On paper, I’d expect Skechers to produce a solid earnings beat. Aside from a notable rough outing in 2016, the company generally performs well in Q4. For an organization that enjoys robust international demand, particularly in China, the last three months of 2019 couldn’t have been better. Relations between the U.S. and China noticeably thawed, setting the stage for the Phase one trade deal.
And it’s not just China. According to Skechers 10-K report in 2018, the footwear and apparel firm expanded in 2016 through 2018 all categories of their physical footprint: concept stores, factory outlets, and warehouse outlets. Obviously, there’s no need to do this if the overall demand didn’t justify the expansion.

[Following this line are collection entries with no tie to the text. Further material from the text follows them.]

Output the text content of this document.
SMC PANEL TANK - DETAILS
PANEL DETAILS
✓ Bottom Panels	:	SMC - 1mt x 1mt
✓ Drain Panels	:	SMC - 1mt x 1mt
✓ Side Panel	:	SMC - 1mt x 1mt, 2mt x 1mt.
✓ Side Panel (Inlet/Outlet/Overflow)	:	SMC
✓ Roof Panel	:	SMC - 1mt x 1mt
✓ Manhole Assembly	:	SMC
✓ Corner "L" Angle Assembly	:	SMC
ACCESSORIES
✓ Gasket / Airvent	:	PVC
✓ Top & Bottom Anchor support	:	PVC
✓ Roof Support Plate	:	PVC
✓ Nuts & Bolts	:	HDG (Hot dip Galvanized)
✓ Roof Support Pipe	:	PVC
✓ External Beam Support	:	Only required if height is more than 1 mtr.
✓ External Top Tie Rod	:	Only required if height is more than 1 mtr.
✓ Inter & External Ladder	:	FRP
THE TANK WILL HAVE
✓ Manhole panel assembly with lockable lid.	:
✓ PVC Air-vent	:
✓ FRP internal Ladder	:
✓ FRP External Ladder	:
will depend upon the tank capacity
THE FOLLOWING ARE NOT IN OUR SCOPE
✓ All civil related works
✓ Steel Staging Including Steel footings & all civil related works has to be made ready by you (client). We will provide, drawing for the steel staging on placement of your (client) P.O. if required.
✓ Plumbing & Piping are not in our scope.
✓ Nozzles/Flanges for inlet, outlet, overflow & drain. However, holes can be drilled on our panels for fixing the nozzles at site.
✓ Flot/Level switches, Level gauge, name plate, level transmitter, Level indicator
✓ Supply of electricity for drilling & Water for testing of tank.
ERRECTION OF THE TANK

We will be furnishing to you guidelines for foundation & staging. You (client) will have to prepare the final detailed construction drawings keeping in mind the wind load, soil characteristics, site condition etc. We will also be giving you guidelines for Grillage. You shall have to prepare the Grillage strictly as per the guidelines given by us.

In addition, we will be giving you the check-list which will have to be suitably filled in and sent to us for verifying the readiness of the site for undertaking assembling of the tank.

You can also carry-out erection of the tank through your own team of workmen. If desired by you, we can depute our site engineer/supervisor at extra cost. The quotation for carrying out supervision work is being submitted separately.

As confirming evidence, in 2018, net sales from international wholesale numbered over $2 billion. This exceeded the domestic haul of $1.26 billion.
However, what makes SKX stock appealing is that the underlying company is no slouch here either. In 2018, Skechers was the fourth-most popular brand, behind only Nike, Adidas and New Balance.

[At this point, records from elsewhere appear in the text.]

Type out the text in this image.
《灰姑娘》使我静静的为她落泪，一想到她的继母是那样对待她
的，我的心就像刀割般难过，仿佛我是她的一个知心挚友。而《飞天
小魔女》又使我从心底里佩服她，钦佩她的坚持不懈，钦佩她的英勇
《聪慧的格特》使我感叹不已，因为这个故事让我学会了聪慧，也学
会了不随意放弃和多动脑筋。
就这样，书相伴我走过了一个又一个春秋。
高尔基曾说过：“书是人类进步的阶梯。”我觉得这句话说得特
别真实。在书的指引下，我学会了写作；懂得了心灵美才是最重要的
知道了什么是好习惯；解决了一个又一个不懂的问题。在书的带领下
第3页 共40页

Not Isolated from Global Events
Put another way, if we didn’t have the coronavirus, most analysts would probably peg SKX stock a “buy.” Skechers is a little dynamo that’s taking it to the big boys of Nike and Adidas. And it’s also more popular than apparel heavyweights like Puma (OTCMKTS:PUMSY) and Under Armour (NYSE:UA, NYSE:UAA).
Of course, the problem is that we do have the coronavirus. And this nasty bug is wreaking havoc in China and neighboring countries. Plus, with extensive modern transportation networks, the coronavirus has the potential to spread anywhere.
In fact, I’ve seen creepy images of major Chinese cities like Shanghai appear as if they were ghost towns. I know how dense Asian metropolises can be. Again, the situation is so bad that it will likely negatively impact China’s economic trajectory this year.
And if an entire country is going to feel the pain, you best believe that SKX stock risks volatility. Stay on the sidelines with the powder keg dry. Once health officials get a hold of this epidemic, then consider the bullish position.
As of this writing, Josh Enomoto did not hold a position in any of the aforementioned securities.